…there have been a few rumors about the sudden and unexplained absence of the Mouse.
One has the Mouse with her tail stuck in a revolving door at the Mitsukoshi department store in Ginza where she has been going round and round for several weeks.
This is untrue. Mice never use revolving doors, and Mitsukoshi doesn’t have them anyway. Plus the Mouse does not go to Ginza and the Mouse does not shop at Mitsukoshi. If the Mouse wants gold plated toothpicks, she’ll make them herself.
Nor is it true that the Mouse has taken up residence in Cinderella’s Castle at Disneyland. She would never take a chance on being spotted with the Other Mouse, who is a rather silly fellow and something of a merchandising slut. Plus that voice? It works for Frankie Valli; inappropriate for a self-respecting mouse.
The Mouse will admit, however, that a visit to Disneyland on a rainy Thursday afternoon in February, although damp and chilly, is a wonderful experience. It really is a magical kingdom when there’s nobody there and she does have a weakness for It’s A Small World.

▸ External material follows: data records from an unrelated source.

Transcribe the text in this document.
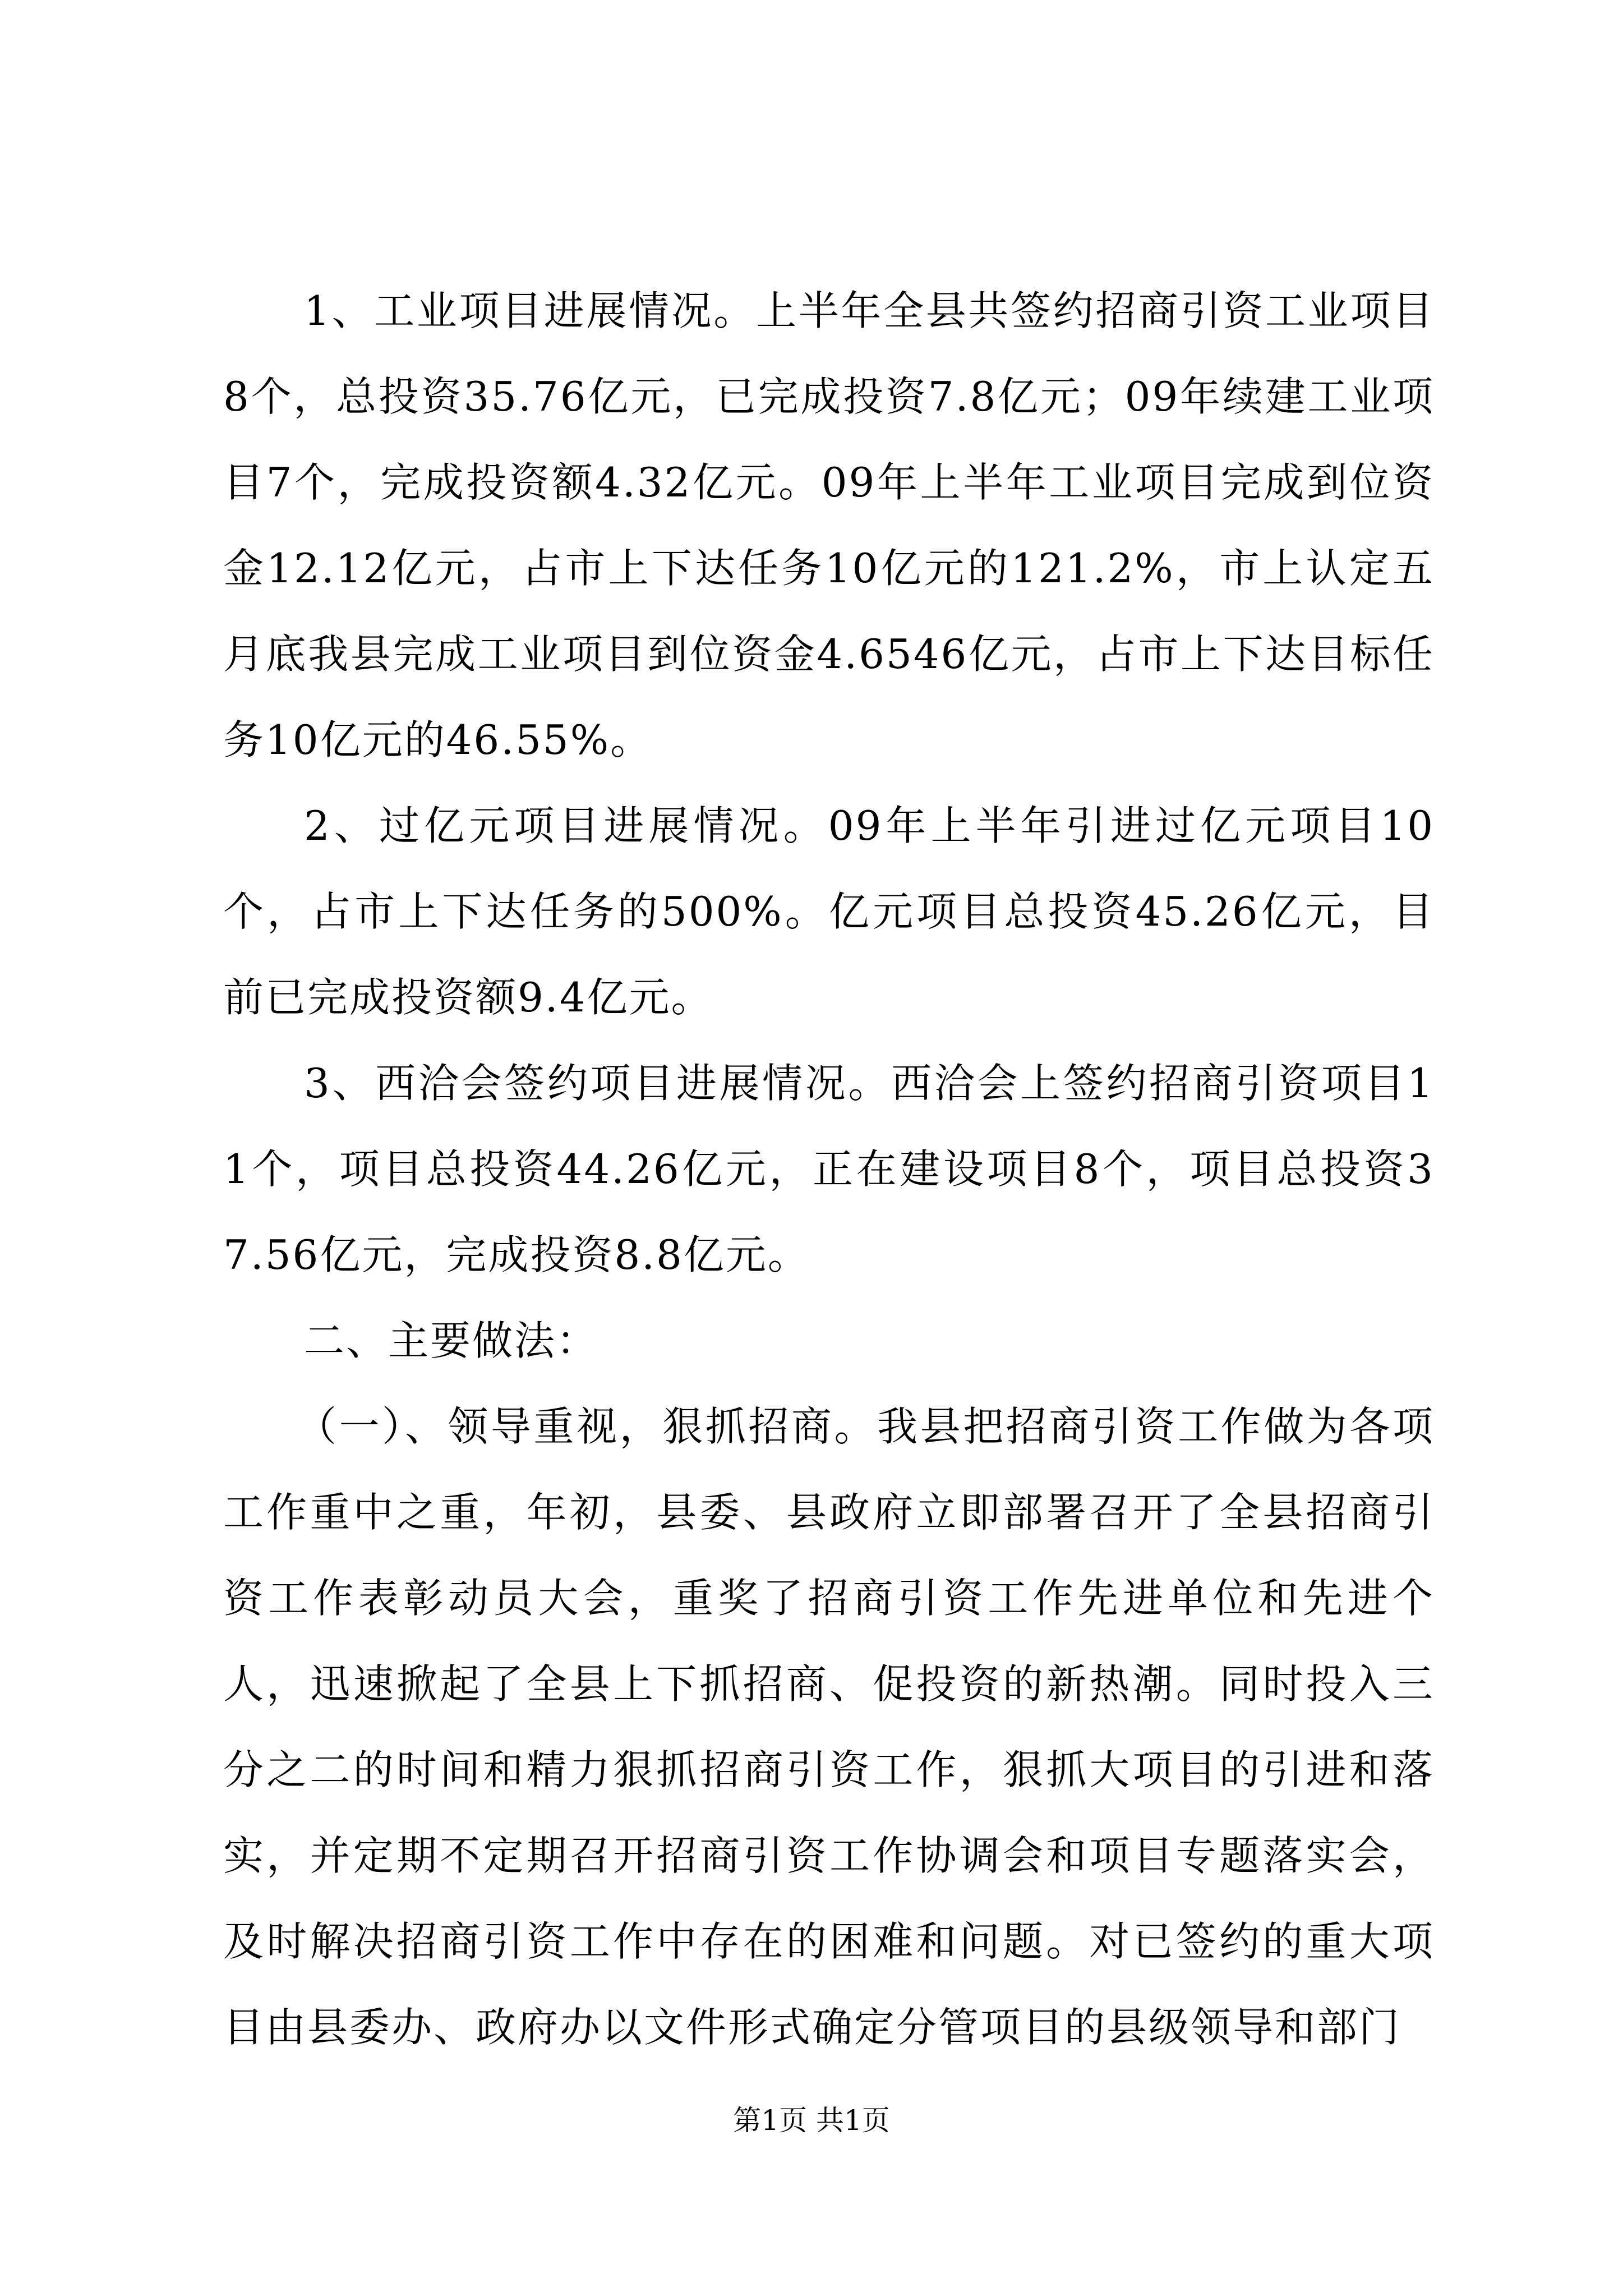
1、工业项目进展情况。上半年全县共签约招商引资工业项目8个，总投资35.76亿元，已完成投资7.8亿元；09年续建工业项目7个，完成投资额4.32亿元。09年上半年工业项目完成到位资金12.12亿元，占市上下达任务10亿元的121.2%，市上认定五月底我县完成工业项目到位资金4.6546亿元，占市上下达目标任务10亿元的46.55%。

2、过亿元项目进展情况。09年上半年引进过亿元项目10个，占市上下达任务的500%。亿元项目总投资45.26亿元，目前已完成投资额9.4亿元。

3、西洽会签约项目进展情况。西洽会上签约招商引资项目11个，项目总投资44.26亿元，正在建设项目8个，项目总投资37.56亿元，完成投资8.8亿元。

二、主要做法：

（一）、领导重视，狠抓招商。我县把招商引资工作做为各项工作重中之重，年初，县委、县政府立即部署召开了全县招商引资工作表彰动员大会，重奖了招商引资工作先进单位和先进个人，迅速掀起了全县上下抓招商、促投资的新热潮。同时投入三分之二的时间和精力狠抓招商引资工作，狠抓大项目的引进和落实，并定期不定期召开招商引资工作协调会和项目专题落实会，及时解决招商引资工作中存在的困难和问题。对已签约的重大项目由县委办、政府办以文件形式确定分管项目的县级领导和部门

第1页 共1页
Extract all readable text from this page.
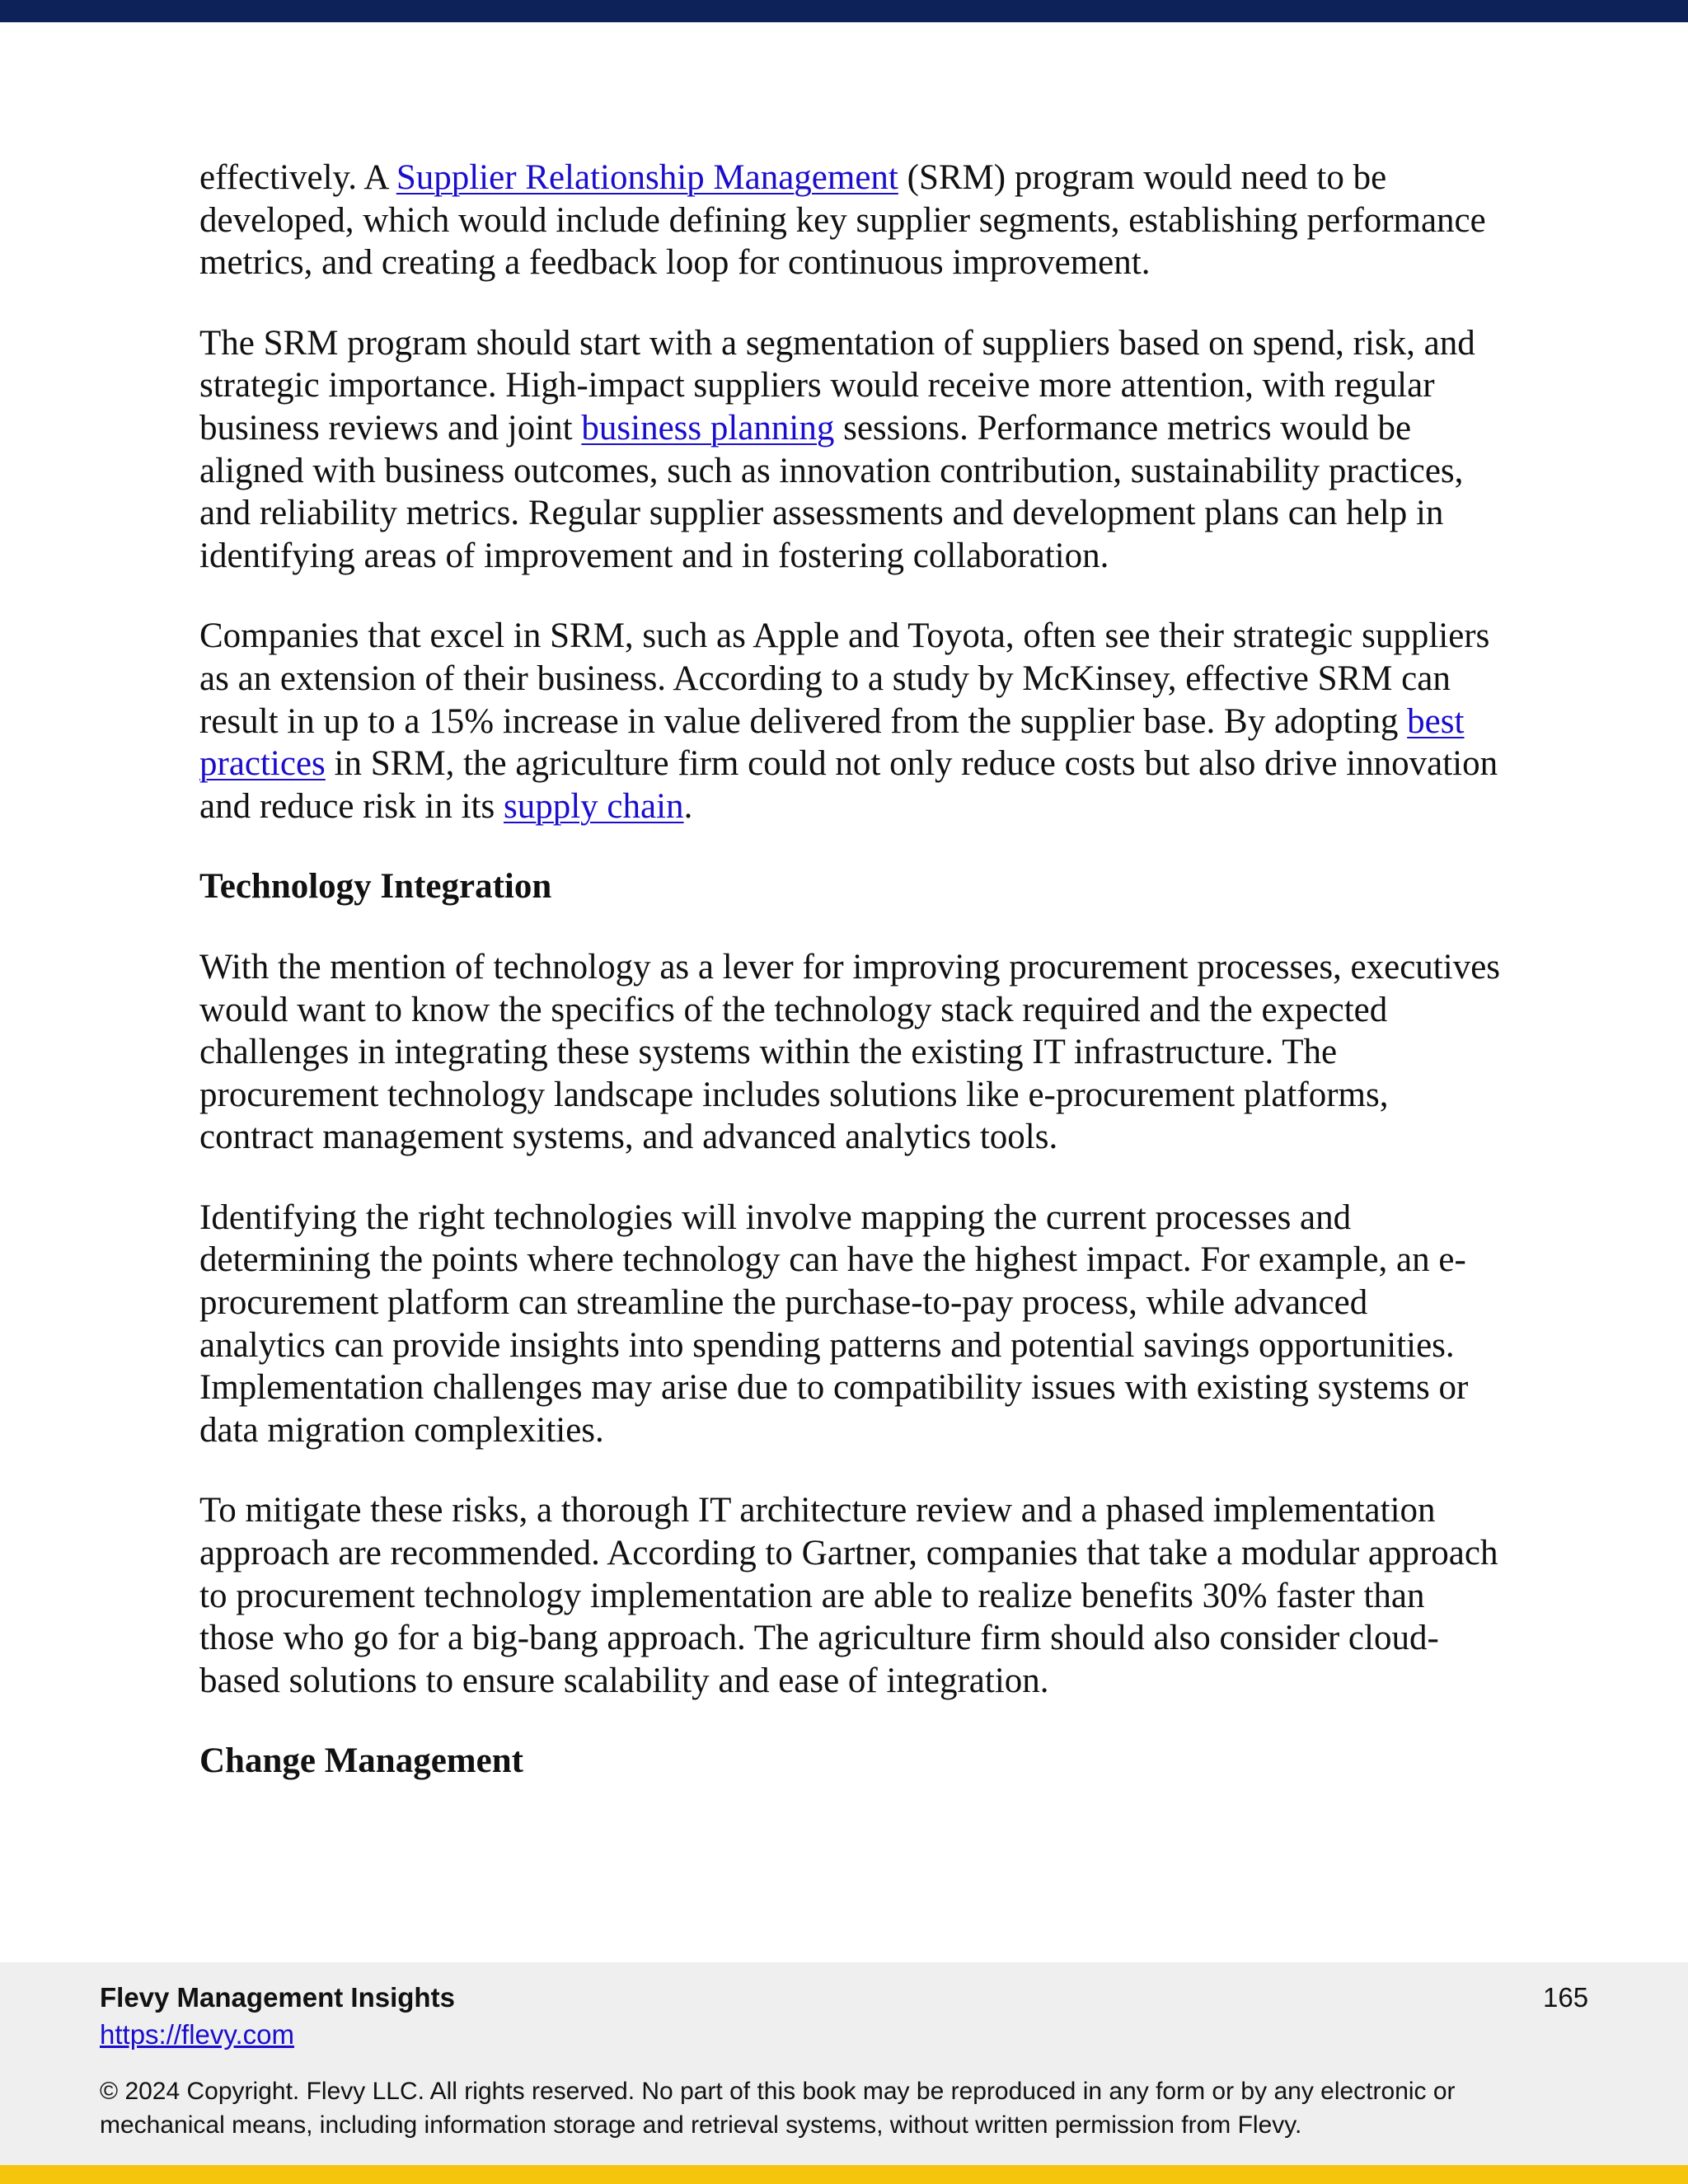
effectively. A Supplier Relationship Management (SRM) program would need to be developed, which would include defining key supplier segments, establishing performance metrics, and creating a feedback loop for continuous improvement.

The SRM program should start with a segmentation of suppliers based on spend, risk, and strategic importance. High-impact suppliers would receive more attention, with regular business reviews and joint business planning sessions. Performance metrics would be aligned with business outcomes, such as innovation contribution, sustainability practices, and reliability metrics. Regular supplier assessments and development plans can help in identifying areas of improvement and in fostering collaboration.

Companies that excel in SRM, such as Apple and Toyota, often see their strategic suppliers as an extension of their business. According to a study by McKinsey, effective SRM can result in up to a 15% increase in value delivered from the supplier base. By adopting best practices in SRM, the agriculture firm could not only reduce costs but also drive innovation and reduce risk in its supply chain.

Technology Integration

With the mention of technology as a lever for improving procurement processes, executives would want to know the specifics of the technology stack required and the expected challenges in integrating these systems within the existing IT infrastructure. The procurement technology landscape includes solutions like e-procurement platforms, contract management systems, and advanced analytics tools.

Identifying the right technologies will involve mapping the current processes and determining the points where technology can have the highest impact. For example, an e-procurement platform can streamline the purchase-to-pay process, while advanced analytics can provide insights into spending patterns and potential savings opportunities. Implementation challenges may arise due to compatibility issues with existing systems or data migration complexities.

To mitigate these risks, a thorough IT architecture review and a phased implementation approach are recommended. According to Gartner, companies that take a modular approach to procurement technology implementation are able to realize benefits 30% faster than those who go for a big-bang approach. The agriculture firm should also consider cloud-based solutions to ensure scalability and ease of integration.

Change Management
Flevy Management Insights
https://flevy.com
165
© 2024 Copyright. Flevy LLC. All rights reserved. No part of this book may be reproduced in any form or by any electronic or
mechanical means, including information storage and retrieval systems, without written permission from Flevy.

Yet another patently untrue rumor is that she has found a secret entrance to the Tokyu Food Show and sneaks in at night to nibble on the imported French cheeses, leaving behind toothmarks and toe prints.
We officially disavow any knowledge of those responsible for such uncouth behavior. The Mouse uses a china plate and a silver knife. Her cheese is accompanied by crisp baguette, although depending on the exchange rate, those elegant trappings are often replaced with Velveeta and saltines.
The truth is that the Mouse found herself a little overwhelmed. The sights, sounds and smells of Bali were everything that she had hoped for, but she was unprepared for how those experiences would change her perspective on life in Tokyo, and still hasn’t figured how or how much any of that matters.
So please allow me to introduce myself. I am Meditation Cat. I am a conduit between the missing Mouse and anyone who is seeking her. I am wise. I am handsome. I am available for consultation on matters grave or trivial but reserve the right to give cryptic advice or none at all. All compliments will be gracefully accepted; all criticism will be wholly ignored.